Another speaker — who Yiannopoulos approached to appear at the event, and also spoke to Mediaite on condition of anonymity — said that while Yiannopoulos may have initially planned to go through with the week, “it feels like something happened at some point which made him realize that it was going to be very difficult to jump through all the hoops & he needed to plan for a ‘cancellation’ narrative.”
“I would be surprised, at this point, if it actually happened, at least as originally envisioned,” the speaker said of the event.
When told about the forms that Yiannopoulos and the organizers allegedly failed to return to UC-Berkeley, they said that they had no knowledge of such forms, but that if true, “it certainly seems that this was either a set up on his part, or that, at the very least, Milo saw the handwriting on the wall and tried to spin this into something positive for himself.”

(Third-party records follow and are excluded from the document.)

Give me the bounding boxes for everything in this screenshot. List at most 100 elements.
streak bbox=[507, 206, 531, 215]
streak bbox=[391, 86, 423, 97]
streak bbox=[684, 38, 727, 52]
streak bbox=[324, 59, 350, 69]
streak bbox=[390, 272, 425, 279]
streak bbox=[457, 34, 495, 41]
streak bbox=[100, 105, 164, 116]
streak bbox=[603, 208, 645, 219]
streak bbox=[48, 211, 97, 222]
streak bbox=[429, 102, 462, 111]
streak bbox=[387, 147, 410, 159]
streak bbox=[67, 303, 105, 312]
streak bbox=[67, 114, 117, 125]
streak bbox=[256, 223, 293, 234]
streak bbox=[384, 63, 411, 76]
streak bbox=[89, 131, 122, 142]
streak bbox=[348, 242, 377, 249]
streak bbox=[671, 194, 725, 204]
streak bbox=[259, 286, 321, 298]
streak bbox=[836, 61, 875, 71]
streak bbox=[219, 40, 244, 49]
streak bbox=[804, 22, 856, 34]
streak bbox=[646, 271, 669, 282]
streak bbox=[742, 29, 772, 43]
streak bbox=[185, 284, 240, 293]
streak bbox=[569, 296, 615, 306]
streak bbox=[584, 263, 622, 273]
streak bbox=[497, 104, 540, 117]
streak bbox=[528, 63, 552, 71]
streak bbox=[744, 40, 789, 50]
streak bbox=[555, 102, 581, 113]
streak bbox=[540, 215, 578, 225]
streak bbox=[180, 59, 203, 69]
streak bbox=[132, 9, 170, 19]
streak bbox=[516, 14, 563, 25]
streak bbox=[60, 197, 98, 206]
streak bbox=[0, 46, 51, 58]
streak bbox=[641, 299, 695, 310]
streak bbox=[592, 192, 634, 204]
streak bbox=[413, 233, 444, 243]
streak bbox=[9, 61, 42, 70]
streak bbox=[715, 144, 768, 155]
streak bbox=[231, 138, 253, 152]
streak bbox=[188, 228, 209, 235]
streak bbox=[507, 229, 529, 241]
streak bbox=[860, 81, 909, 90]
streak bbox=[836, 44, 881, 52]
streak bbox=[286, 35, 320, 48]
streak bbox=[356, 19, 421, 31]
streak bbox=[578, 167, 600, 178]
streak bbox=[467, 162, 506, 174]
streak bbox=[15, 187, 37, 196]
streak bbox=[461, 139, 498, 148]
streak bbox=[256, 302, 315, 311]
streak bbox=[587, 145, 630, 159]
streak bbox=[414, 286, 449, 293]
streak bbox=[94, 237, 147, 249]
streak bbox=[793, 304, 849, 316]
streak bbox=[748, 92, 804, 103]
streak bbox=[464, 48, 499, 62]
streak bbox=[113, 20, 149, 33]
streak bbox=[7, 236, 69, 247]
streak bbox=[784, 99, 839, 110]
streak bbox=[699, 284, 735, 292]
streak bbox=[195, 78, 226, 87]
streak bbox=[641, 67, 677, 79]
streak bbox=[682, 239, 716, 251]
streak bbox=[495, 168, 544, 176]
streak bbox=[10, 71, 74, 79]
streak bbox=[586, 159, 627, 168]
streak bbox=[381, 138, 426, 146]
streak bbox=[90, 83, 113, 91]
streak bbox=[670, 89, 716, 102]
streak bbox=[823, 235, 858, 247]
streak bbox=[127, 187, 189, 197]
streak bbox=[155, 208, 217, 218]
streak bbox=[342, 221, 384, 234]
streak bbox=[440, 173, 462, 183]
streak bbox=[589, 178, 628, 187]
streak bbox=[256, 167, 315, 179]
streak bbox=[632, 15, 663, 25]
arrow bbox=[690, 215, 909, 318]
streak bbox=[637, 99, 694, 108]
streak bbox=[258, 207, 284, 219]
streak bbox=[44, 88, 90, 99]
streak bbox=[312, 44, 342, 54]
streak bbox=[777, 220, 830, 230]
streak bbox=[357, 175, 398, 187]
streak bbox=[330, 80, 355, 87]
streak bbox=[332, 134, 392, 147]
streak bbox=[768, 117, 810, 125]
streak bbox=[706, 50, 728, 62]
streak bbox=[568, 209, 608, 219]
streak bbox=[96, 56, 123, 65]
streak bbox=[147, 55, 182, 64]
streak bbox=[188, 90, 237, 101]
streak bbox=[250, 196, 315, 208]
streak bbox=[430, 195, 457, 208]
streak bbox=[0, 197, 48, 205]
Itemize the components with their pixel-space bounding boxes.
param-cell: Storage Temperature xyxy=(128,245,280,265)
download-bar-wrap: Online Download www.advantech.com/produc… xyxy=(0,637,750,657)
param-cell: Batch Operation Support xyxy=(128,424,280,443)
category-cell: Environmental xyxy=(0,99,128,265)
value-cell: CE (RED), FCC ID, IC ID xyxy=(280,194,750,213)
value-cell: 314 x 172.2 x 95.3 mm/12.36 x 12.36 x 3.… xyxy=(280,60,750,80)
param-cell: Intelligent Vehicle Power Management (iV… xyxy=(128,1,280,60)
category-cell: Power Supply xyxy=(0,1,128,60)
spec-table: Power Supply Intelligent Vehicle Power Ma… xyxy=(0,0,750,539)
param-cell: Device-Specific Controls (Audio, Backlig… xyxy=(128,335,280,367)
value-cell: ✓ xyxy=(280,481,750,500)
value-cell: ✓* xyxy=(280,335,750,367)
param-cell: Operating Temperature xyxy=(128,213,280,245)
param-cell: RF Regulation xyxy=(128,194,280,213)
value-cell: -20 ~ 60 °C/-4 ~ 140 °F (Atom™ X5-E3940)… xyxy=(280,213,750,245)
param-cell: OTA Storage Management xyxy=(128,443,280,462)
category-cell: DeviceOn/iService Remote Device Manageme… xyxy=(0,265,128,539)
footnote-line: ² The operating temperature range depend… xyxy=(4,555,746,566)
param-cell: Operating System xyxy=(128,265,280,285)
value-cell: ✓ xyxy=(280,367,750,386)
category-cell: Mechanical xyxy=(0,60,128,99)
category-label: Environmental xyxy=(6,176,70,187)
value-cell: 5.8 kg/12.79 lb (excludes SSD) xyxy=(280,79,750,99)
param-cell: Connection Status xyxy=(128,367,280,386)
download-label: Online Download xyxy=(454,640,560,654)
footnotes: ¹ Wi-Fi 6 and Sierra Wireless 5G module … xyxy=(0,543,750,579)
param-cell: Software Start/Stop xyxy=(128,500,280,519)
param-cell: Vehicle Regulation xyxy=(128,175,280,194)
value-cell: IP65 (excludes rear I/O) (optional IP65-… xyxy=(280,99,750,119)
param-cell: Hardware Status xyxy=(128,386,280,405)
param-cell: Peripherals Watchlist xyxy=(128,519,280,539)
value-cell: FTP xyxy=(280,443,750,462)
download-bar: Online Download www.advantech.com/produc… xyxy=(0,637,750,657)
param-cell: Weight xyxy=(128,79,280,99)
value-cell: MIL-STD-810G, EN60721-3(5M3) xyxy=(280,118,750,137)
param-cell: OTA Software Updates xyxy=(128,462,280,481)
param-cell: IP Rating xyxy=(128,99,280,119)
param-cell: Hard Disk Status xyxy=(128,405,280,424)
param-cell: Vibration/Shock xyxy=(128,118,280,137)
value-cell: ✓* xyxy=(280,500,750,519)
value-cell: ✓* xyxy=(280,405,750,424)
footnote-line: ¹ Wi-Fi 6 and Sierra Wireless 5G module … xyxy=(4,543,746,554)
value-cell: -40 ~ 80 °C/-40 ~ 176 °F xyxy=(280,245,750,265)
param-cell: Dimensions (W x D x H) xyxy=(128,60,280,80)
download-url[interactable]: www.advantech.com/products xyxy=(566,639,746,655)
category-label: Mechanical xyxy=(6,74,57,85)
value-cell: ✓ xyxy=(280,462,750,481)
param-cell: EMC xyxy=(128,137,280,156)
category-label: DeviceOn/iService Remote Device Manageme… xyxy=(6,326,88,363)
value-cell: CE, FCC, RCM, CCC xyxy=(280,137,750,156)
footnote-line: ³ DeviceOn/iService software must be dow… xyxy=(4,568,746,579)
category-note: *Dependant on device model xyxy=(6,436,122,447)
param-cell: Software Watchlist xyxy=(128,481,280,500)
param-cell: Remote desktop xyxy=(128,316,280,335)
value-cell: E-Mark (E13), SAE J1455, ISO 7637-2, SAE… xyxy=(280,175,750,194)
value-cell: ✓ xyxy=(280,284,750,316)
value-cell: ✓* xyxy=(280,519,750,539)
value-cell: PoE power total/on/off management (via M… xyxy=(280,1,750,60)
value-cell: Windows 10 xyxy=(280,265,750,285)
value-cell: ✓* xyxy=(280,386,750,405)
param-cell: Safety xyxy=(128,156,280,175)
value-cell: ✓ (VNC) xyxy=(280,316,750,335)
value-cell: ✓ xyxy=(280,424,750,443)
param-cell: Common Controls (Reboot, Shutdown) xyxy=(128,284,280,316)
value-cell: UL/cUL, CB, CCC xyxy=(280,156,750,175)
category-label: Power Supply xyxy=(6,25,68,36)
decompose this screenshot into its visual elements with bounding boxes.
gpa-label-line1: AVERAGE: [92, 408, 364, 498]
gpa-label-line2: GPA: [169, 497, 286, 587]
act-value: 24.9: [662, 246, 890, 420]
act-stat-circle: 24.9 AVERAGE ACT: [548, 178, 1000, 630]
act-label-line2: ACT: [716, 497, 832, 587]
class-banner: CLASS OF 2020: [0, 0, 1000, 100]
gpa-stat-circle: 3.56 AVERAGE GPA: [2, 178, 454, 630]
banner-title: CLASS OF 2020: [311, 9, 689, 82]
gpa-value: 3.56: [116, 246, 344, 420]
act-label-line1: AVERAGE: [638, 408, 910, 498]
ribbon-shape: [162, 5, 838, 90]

Wintrich told Mediaite the decision to definitively cancel Free Speech Week was made in secret by Yiannopoulos’s team on Thursday — presumably once Milo realized not enough balaclava-clad anti-fascists would show up to rescue him from throwing the Fyre Festival of right-wing rallies.
Through it all, Milo still maintains that everything is on track. “It will proceed exactly as planned,” he said in a Thursday email. And while he confessed that psychologist Jordan Peterson would not be able to attend the event, he held that all the other headliners would show — including Bannon and Coulter, who are still listed as “confirmed speakers” on the event’s website.